If you aren't persuaded, let's turn away from experiments to the real world. If any literary figures are great, the short list must include William Wordsworth, John Keats, Jane Austen and William Blake. Equally surely, it does not include George Crabbe, Robert Southey, Barry Cornwall, Leigh Hunt and Mary Brunton. But H. J. Jackson's important study of literary reputation, "Those Who Write For Immortality" strongly suggests that even for the greatest of the great, it's a lot like the Music Lab: Accident, contingency and luck play a massive role.

In terms of perceived quality, Wordsworth, Crabbe and Southey were grouped together during their lifetimes. The same is true of Keats, Cornwall and Hunt, and also of Austen and Brunton.

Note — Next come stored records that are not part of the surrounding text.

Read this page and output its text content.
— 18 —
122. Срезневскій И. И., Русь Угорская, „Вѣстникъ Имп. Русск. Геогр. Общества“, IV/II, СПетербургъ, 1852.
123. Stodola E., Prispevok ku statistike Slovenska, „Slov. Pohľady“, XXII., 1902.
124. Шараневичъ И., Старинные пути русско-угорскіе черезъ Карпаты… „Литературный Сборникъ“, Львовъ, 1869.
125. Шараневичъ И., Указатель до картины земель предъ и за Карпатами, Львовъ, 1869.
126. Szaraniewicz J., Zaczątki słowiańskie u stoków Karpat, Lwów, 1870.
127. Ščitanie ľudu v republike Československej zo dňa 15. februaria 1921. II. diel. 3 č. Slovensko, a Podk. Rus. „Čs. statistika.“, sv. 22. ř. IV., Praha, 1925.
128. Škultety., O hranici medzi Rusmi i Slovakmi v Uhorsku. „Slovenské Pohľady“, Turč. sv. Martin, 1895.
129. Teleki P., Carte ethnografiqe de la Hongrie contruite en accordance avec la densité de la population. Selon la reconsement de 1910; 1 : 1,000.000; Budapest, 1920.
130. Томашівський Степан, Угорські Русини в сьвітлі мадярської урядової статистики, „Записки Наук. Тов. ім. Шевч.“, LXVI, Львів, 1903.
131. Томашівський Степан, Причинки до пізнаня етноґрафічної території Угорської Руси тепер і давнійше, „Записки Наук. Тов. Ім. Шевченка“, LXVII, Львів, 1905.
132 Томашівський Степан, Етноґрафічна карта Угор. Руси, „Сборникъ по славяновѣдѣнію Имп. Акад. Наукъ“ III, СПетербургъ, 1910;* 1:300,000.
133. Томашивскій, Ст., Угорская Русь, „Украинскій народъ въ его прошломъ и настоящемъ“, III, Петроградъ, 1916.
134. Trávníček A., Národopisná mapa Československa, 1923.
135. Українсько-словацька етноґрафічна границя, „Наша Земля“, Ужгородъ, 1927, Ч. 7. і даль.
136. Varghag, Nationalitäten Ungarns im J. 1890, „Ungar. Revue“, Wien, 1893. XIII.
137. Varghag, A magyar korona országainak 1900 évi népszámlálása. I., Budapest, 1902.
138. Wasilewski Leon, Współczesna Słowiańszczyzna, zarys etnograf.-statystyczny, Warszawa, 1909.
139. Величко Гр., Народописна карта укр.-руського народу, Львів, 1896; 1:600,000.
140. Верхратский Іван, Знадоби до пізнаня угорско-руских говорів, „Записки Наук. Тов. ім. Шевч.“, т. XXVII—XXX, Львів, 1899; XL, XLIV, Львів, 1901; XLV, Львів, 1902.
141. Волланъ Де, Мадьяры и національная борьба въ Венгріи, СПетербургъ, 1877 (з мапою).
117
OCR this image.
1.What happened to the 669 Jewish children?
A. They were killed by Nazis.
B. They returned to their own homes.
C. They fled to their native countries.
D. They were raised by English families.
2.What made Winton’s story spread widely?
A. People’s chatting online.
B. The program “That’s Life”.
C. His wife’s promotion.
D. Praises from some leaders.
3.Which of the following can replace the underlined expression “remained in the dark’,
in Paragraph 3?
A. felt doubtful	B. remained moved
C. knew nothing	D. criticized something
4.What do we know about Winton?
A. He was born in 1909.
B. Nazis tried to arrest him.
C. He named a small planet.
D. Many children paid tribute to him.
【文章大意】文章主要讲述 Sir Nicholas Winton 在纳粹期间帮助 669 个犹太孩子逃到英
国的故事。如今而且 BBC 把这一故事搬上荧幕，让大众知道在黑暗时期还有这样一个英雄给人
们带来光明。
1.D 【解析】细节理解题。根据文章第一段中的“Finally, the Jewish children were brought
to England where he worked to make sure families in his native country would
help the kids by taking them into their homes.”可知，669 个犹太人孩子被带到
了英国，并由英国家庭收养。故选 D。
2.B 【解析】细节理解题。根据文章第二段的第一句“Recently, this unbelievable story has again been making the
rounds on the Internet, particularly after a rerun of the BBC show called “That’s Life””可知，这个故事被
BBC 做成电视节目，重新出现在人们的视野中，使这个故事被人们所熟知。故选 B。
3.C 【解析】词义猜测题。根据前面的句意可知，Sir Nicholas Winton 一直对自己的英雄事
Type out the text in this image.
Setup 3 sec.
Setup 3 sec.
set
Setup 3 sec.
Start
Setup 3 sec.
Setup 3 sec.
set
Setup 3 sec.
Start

Jackson's conclusion, which she makes quite plausible, is that "[a]s far as reputation is concerned, the differences between them are largely personal and accidental." Indeed, their contemporaries put Cornwall far above Keats—and the now-obscure Hunt ranked above them both. And if we are interested in professional opinions, we will find that Wordsworth, Samuel Taylor Coleridge and Lord Byron all ranked Cornwall highest of the three.

In their time, Brunton and Austen were about equally well regarded, but the former, of course, faded into obscurity. Jackson urges, and demonstrates, that what "happened to Brunton—the gradual fading and extinction of her name—could easily have happened to Austen." Jackson's conclusion is that "long-term survival has depended more on external circumstances and accidental advantages than on inherent literary worth."

Even for those who love them, "Star Wars" isn't quite Wordsworth or Austen, and we don't know yet know about its long-term survival. But $30 billion is a lot of money. Has its triumph been a product of external circumstances and accidental advantages? In the end, I don't think so; its inventiveness and exuberance ensured success. But on that question, it would be a mistake to have much confidence. For our great cultural icons—and for products, politicians and ideas as well—the Music Lab is an important reminder: It could easily have been otherwise.